# Tuckerton N.J. swap Sunday May 24



## mike j (May 4, 2015)

Have been to this swap twice in the last two years, it's small but hasn't been disappointing. Picked up some nice stuff at reasonable prices. Village Bike Shop, 213 E. Main St.(Rt.9) Tuckerton,N.J. Matt, who works there, is a Caber.


----------



## cheeseroc (May 4, 2015)

mike j said:


> Have been to this swap twice in the last two years, it's small but hasn't been disappointing. Picked up some nice stuff at reasonable prices. Village Bike Shop, 213 E. Main St.(Rt.9) Tuckerton,N.J. Matt, who works there, is a Caber.




I might check that out.  I grew up spending my summers in Tuckerton.  Is The Pinecone still there?


----------



## nj_shore (May 5, 2015)

I went last year for the first time.  The whole lot was filled.  I got there a little late (8am) and Lou had to make some room for me.  I ended up selling 3 bikes which made my day.  I was walking out of the shop with a stingray after the "Show" and sold it as I was walking to my car.  I was surprised how much money was walking around.  The owner, Lou, is a really nice guy.  

((Check it out Cheese, sorry I sold that silver king a few weeks ago))


----------



## bikiba (May 5, 2015)

this is a nice swap


----------



## nj_shore (May 21, 2015)

Date changed to June 6th.  Got the email today, talk about tight timing.  I was siked for this weekend...........................


----------



## catfish (May 21, 2015)

nj_shore said:


> Date changed to June 6th.  Got the email today, talk about tight timing.  I was siked for this weekend...........................




Thanks for the heads up on the date change. It would have sucked to drive down and find out when I got there.


----------



## THEGOLDENGREEK (May 21, 2015)

Not to put this show down, but the last 2 shows i went to there were not so good at all. But as it goes with any show you never know what or who will show up!!


----------



## Dangerwagon (May 22, 2015)

nj_shore said:


> Date changed to June 6th.  Got the email today, talk about tight timing.  I was siked for this weekend...........................

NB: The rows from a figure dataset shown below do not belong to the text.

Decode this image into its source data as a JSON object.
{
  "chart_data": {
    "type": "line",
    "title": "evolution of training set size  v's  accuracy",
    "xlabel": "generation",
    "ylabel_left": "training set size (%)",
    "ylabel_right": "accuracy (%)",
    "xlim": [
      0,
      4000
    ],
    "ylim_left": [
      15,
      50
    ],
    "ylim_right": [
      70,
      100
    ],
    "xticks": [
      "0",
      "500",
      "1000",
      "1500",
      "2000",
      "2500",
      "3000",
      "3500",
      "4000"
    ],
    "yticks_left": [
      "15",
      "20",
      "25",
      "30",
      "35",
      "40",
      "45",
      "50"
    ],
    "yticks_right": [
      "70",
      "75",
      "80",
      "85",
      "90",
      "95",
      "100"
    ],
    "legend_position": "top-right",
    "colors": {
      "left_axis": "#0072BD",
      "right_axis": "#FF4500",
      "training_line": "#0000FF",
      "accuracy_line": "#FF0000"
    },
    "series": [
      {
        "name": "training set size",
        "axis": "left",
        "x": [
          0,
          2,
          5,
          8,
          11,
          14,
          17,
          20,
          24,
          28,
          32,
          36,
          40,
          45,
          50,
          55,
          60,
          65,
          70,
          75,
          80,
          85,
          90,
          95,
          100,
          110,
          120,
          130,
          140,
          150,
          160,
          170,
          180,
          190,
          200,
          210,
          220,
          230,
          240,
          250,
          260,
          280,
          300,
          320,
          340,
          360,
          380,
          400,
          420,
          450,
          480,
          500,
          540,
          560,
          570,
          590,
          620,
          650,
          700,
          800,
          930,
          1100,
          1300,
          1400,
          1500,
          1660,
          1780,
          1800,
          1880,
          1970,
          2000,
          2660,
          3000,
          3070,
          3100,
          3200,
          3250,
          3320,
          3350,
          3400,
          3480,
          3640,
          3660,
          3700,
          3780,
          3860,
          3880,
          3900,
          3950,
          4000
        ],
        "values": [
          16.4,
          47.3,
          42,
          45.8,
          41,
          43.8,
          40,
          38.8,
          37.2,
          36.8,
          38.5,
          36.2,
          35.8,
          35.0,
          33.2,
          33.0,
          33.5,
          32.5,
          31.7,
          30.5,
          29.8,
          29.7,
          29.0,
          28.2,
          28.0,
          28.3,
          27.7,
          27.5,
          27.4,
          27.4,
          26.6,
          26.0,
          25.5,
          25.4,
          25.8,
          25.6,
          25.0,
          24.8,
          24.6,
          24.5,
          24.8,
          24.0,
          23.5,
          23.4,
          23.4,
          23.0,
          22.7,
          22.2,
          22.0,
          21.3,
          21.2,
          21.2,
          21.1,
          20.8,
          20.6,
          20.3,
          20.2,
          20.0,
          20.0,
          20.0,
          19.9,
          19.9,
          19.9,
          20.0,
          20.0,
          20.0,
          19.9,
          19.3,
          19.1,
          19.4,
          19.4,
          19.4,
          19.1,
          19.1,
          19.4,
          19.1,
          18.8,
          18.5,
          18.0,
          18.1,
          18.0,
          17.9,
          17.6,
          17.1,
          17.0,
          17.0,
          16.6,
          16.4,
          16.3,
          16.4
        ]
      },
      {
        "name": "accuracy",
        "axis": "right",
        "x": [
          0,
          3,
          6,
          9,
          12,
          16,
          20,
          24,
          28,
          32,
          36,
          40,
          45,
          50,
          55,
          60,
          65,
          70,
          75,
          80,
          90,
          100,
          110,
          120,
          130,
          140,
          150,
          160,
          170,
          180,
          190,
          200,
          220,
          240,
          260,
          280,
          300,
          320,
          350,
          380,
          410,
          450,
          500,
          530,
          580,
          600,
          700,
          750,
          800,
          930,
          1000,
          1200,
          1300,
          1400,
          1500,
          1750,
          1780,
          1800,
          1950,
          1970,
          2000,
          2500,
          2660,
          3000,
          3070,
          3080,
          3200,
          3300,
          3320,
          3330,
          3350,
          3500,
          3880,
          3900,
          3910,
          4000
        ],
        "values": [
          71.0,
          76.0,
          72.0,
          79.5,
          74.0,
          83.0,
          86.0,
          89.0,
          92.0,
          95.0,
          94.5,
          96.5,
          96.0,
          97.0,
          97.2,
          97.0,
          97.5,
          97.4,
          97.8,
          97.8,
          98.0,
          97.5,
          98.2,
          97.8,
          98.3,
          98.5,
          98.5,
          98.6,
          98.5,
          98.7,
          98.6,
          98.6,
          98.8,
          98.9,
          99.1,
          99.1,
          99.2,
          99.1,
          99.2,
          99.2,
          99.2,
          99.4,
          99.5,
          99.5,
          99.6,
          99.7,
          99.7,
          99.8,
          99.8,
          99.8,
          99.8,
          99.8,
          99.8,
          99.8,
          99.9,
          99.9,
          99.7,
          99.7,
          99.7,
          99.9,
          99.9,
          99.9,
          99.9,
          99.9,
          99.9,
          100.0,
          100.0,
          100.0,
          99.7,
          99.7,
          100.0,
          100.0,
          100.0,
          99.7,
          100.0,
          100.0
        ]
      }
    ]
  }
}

Village Bicycles' website lists "Sunday June 7" as new date for swap.


----------



## bikejunk (Jun 5, 2015)

so it is Sunday the 7th of June then ? I will be their


----------



## bikiba (Jun 6, 2015)

bikejunk said:


> so it is Sunday the 7th of June then ? I will be their




im going to prob go as well. been to 3 of them and they seem to be improving


----------